Link to Preface and Frontmatter
Link to Part 1 - Intro to R
This is Part 2 - Summarizing data
Link to Part 3 - Uncertainty and null hypothesis significance testing.
Link to Part 4 - Common linear models.
Link to Part 5 - Thinking harder about stats.
Link to Part 6 - Advanced material.

PART 2: Summarizing data

The major goals of statistics are to: (1) Summarize data, (2) Estimate uncertainty, (3) Test hypotheses, (4) Infer cause, and (5) Build models. Now that we can do things in R, we are ready to begin our journey through these goals. In this section, we focus on the first goal—Summarizing data.

It is somewhat weird to start with summarizing data without also describing uncertainty because, in the real world, data summaries should always be accompanied by some estimate of uncertainty. However, biting off both of these challenges at once is too much, so for now, as we move forward in summarizing data, remember that this is just the beginning and is inadequate on its own.

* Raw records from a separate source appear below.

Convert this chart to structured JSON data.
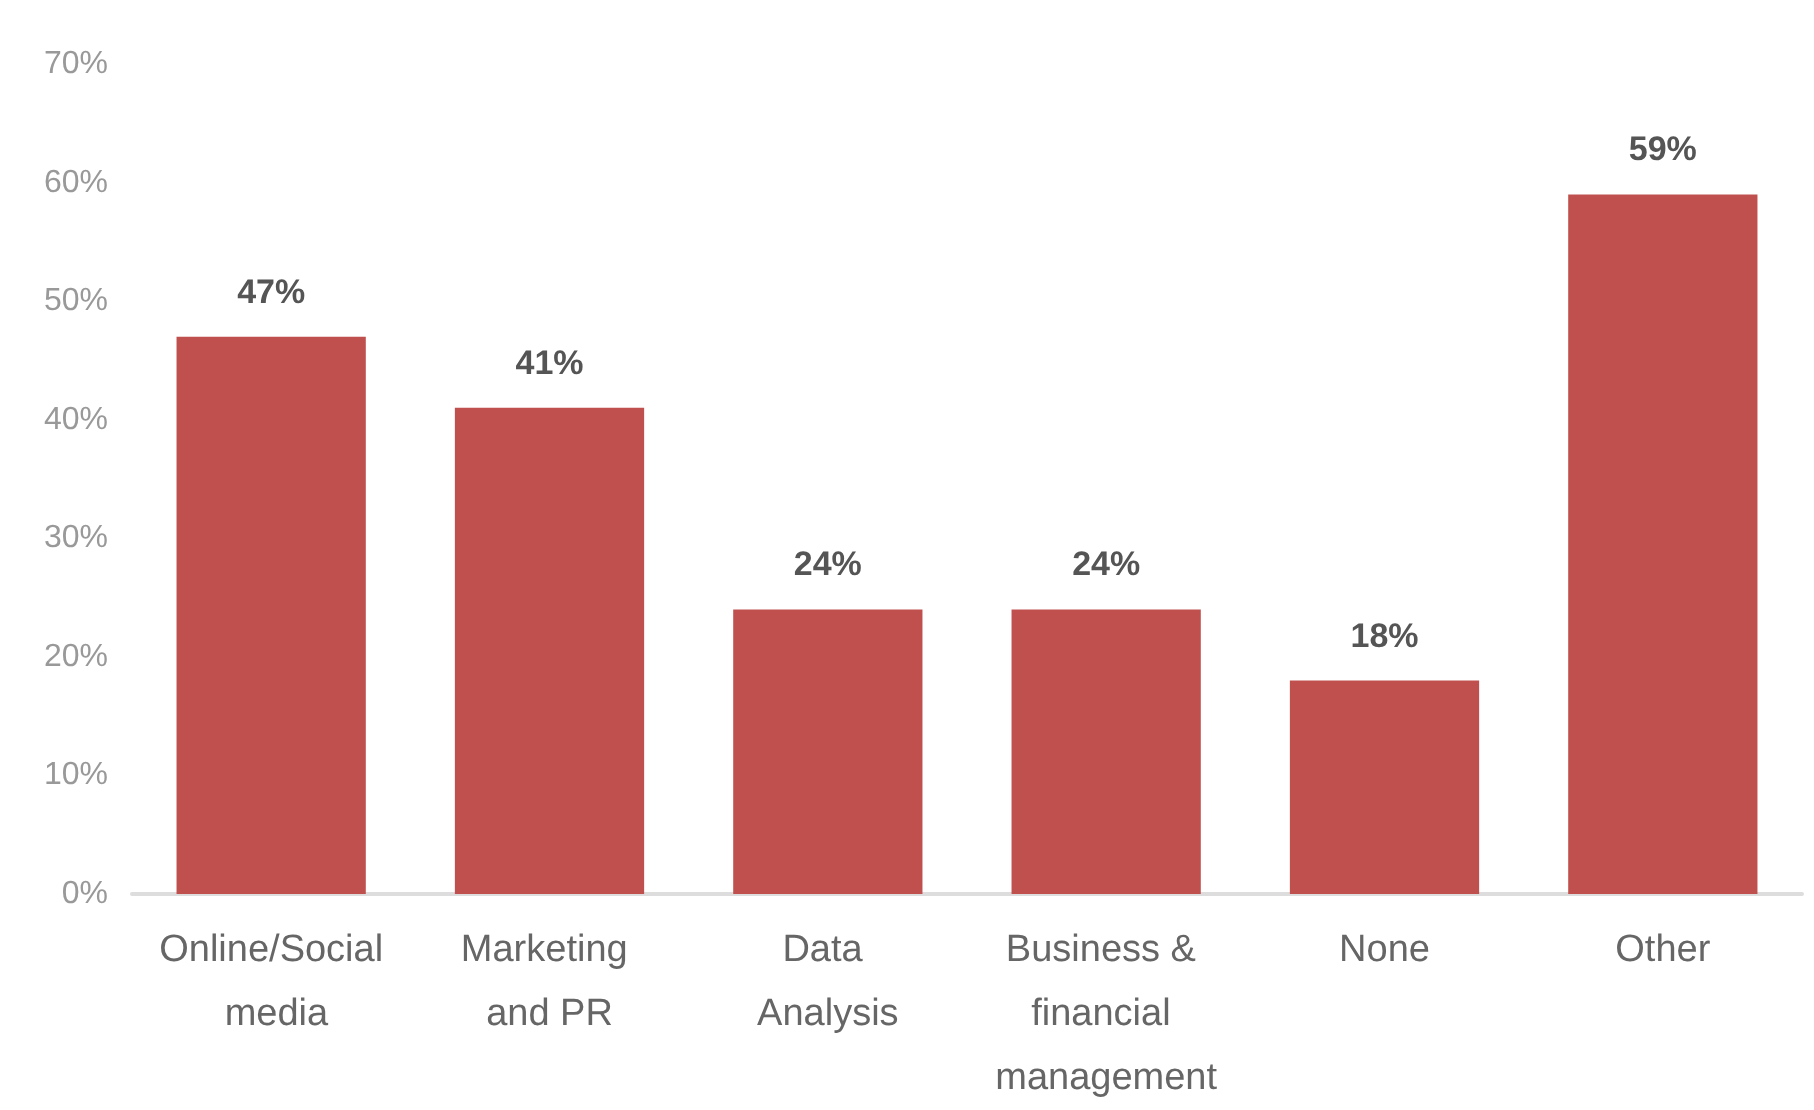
{
  "chart_data": {
    "type": "bar",
    "categories": [
      "Online/Social media",
      "Marketing and PR",
      "Data Analysis",
      "Business & financial management",
      "None",
      "Other"
    ],
    "values": [
      47,
      41,
      24,
      24,
      18,
      59
    ],
    "value_labels": [
      "47%",
      "41%",
      "24%",
      "24%",
      "18%",
      "59%"
    ],
    "color": "#c0504d",
    "ylim": [
      0,
      70
    ],
    "yticks": [
      {
        "value": 0,
        "label": "0%"
      },
      {
        "value": 10,
        "label": "10%"
      },
      {
        "value": 20,
        "label": "20%"
      },
      {
        "value": 30,
        "label": "30%"
      },
      {
        "value": 40,
        "label": "40%"
      },
      {
        "value": 50,
        "label": "50%"
      },
      {
        "value": 60,
        "label": "60%"
      },
      {
        "value": 70,
        "label": "70%"
      }
    ],
    "grid": false
  }
}
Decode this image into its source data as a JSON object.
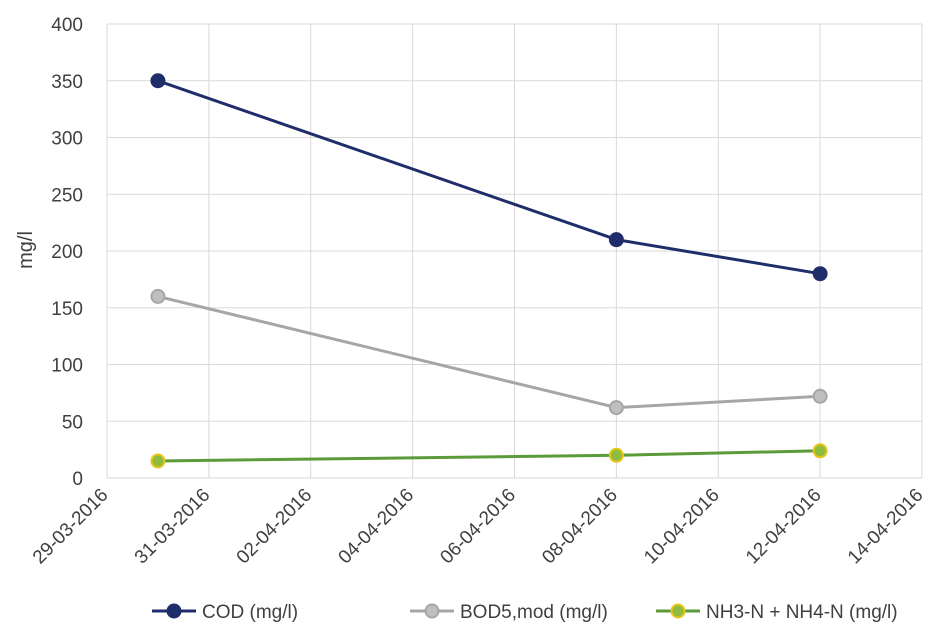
{
  "chart_data": {
    "type": "line",
    "title": "",
    "xlabel": "",
    "ylabel": "mg/l",
    "x_ticks": [
      "29-03-2016",
      "31-03-2016",
      "02-04-2016",
      "04-04-2016",
      "06-04-2016",
      "08-04-2016",
      "10-04-2016",
      "12-04-2016",
      "14-04-2016"
    ],
    "xlim": [
      "2016-03-29",
      "2016-04-14"
    ],
    "ylim": [
      0,
      400
    ],
    "y_ticks": [
      0,
      50,
      100,
      150,
      200,
      250,
      300,
      350,
      400
    ],
    "grid": true,
    "legend_position": "bottom",
    "series": [
      {
        "name": "COD (mg/l)",
        "color": "#1f2d6b",
        "marker_fill": "#1f2d6b",
        "marker_stroke": "#1f2d6b",
        "points": [
          {
            "x": "2016-03-30",
            "y": 350
          },
          {
            "x": "2016-04-08",
            "y": 210
          },
          {
            "x": "2016-04-12",
            "y": 180
          }
        ]
      },
      {
        "name": "BOD5,mod (mg/l)",
        "color": "#a6a6a6",
        "marker_fill": "#bfbfbf",
        "marker_stroke": "#a6a6a6",
        "points": [
          {
            "x": "2016-03-30",
            "y": 160
          },
          {
            "x": "2016-04-08",
            "y": 62
          },
          {
            "x": "2016-04-12",
            "y": 72
          }
        ]
      },
      {
        "name": "NH3-N + NH4-N (mg/l)",
        "color": "#5b9b3a",
        "marker_fill": "#8fbc3f",
        "marker_stroke": "#e6c619",
        "points": [
          {
            "x": "2016-03-30",
            "y": 15
          },
          {
            "x": "2016-04-08",
            "y": 20
          },
          {
            "x": "2016-04-12",
            "y": 24
          }
        ]
      }
    ]
  }
}
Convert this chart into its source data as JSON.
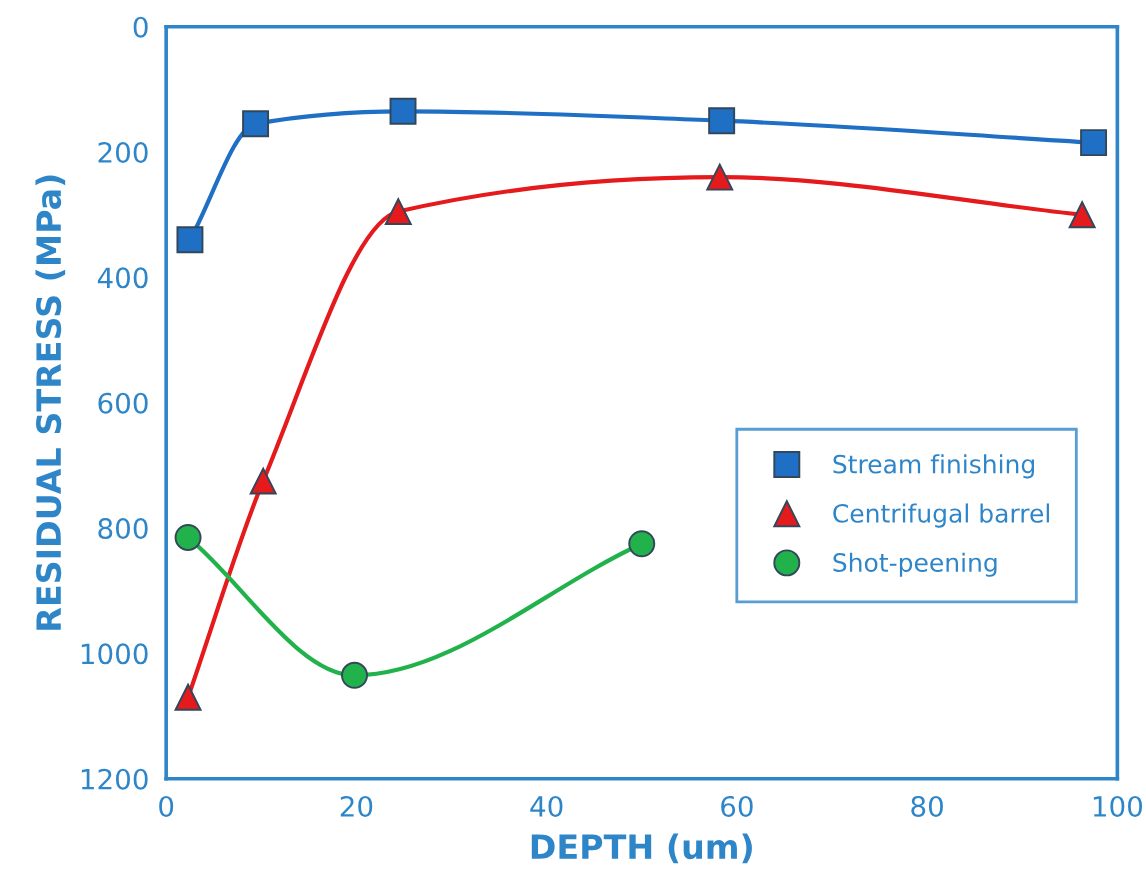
{
  "chart_data": {
    "type": "line",
    "xlabel": "DEPTH (um)",
    "ylabel": "RESIDUAL STRESS (MPa)",
    "xlim": [
      0,
      100
    ],
    "xticks": [
      0,
      20,
      40,
      60,
      80,
      100
    ],
    "ylim": [
      1200,
      0
    ],
    "yticks": [
      0,
      200,
      400,
      600,
      800,
      1000,
      1200
    ],
    "grid": false,
    "legend": "right",
    "line_style": "solid",
    "series": [
      {
        "name": "Stream finishing",
        "color": "#1f6fc5",
        "marker": "square",
        "x": [
          2.5,
          9.4,
          24.9,
          58.4,
          97.5
        ],
        "values": [
          340,
          155,
          135,
          150,
          185
        ]
      },
      {
        "name": "Centrifugal barrel",
        "color": "#e41a1c",
        "marker": "triangle",
        "x": [
          2.3,
          10.2,
          24.4,
          58.2,
          96.3
        ],
        "values": [
          1070,
          725,
          295,
          240,
          300
        ]
      },
      {
        "name": "Shot-peening",
        "color": "#22b24c",
        "marker": "circle",
        "x": [
          2.3,
          19.8,
          50
        ],
        "values": [
          815,
          1035,
          825
        ]
      }
    ]
  }
}
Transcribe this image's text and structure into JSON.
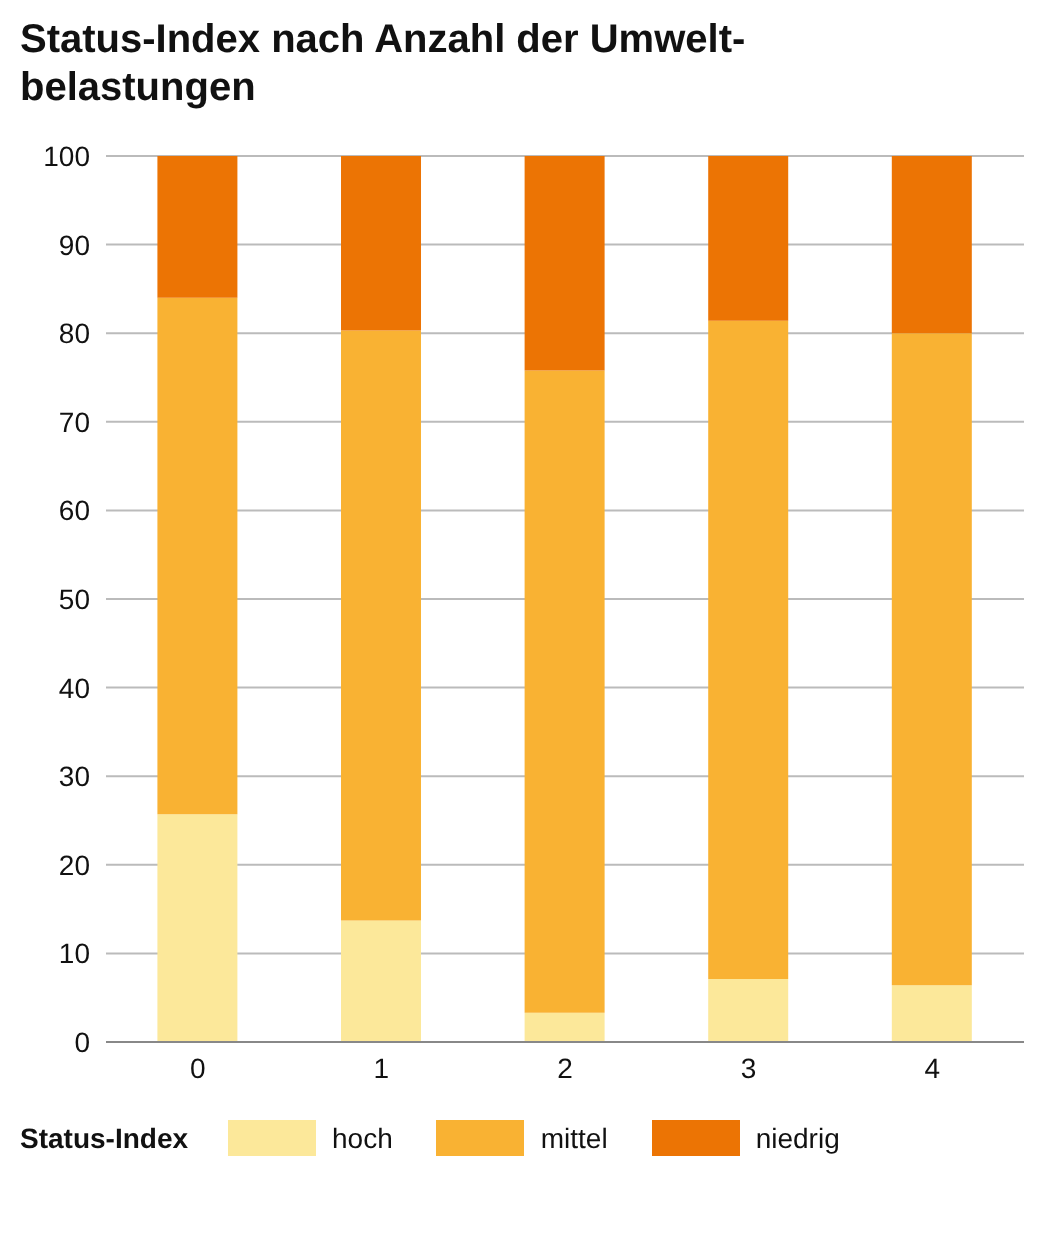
{
  "chart_data": {
    "type": "bar",
    "title": "Status-Index nach Anzahl der Umwelt-belastungen",
    "legend_title": "Status-Index",
    "categories": [
      "0",
      "1",
      "2",
      "3",
      "4"
    ],
    "stacked": true,
    "series": [
      {
        "name": "hoch",
        "color": "#fce89a",
        "values": [
          25.7,
          13.7,
          3.3,
          7.1,
          6.4
        ]
      },
      {
        "name": "mittel",
        "color": "#f9b233",
        "values": [
          58.3,
          66.6,
          72.5,
          74.3,
          73.6
        ]
      },
      {
        "name": "niedrig",
        "color": "#ec7404",
        "values": [
          16,
          19.7,
          24.2,
          18.6,
          20
        ]
      }
    ],
    "ylim": [
      0,
      100
    ],
    "yticks": [
      0,
      10,
      20,
      30,
      40,
      50,
      60,
      70,
      80,
      90,
      100
    ],
    "grid": "y",
    "legend": "bottom"
  }
}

Even though we aren’t tackling uncertainty yet, summarizing data on its own is already incredibly useful. Understanding and interpreting summaries helps us find patterns, spot errors, and build towards deeper statistical analysis.

Why summarize data?

Summarizing data serves several purposes:

Condensing large datasets: Raw data often contains thousands of observations—summaries make the patterns manageable.
Identifying trends and variability: Are the values clustered? Is there a lot of spread?
Detecting errors: Unexpected values often signal data entry issues or outliers.
Comparing groups: Does one group tend to have larger values than another?
Laying the foundation for modeling: Before building models, we need a clear picture of the data’s structure.

A nice picture of Clarkia's home. — Figure 1: A pretty scene of Clarkia’s home showing the world we get to summarize.

In this section, we’ll not only learn how to compute summaries but also how to think about them in a meaningful way. That means:

Get everyone up to speed with standard data summaries: Chapter Five introduces univariate summaries of shape, central tendency (mean, median, mode), and variability (sum of squares, standard deviation, and variance), and more! Chapter 6 summarizes associations between variables (including conditional means, conditional proportions, covariance and correlation). Students will also get a sense of the difference between parametric and non-parametric summaries. For each summary, we aim to (1) build intuition, (2) provide the mathematical nuts and bolts, and (3) show you how to find it in R. In Chapter 7, we build from these simple summaries to linear models that allow us to predict the value of a response variable from a (combination) of explanatory variable(s). Later in the book we will dig much more deeply into linear models.
Introduce multivariate summaries and dimension reduction techniques: Summarizing data in one or two dimensions is relatively straightforward. However, nowadays, it is pretty standard to collect high-dimensional data, and we want to be able to work with such complex data. We introduce a few techniques to tackle this real-world challenge.
Further your data visualization and interpretation skills: Visual summaries of data are perhaps the most valuable summaries because, when done well, they tell a clear and honest story of the data. We introduced ggplot previously, but that was the minimum to get up and running. In this section, we work harder on interpreting the most common data visualizations and on building more sophisticated and polished visual presentations of data.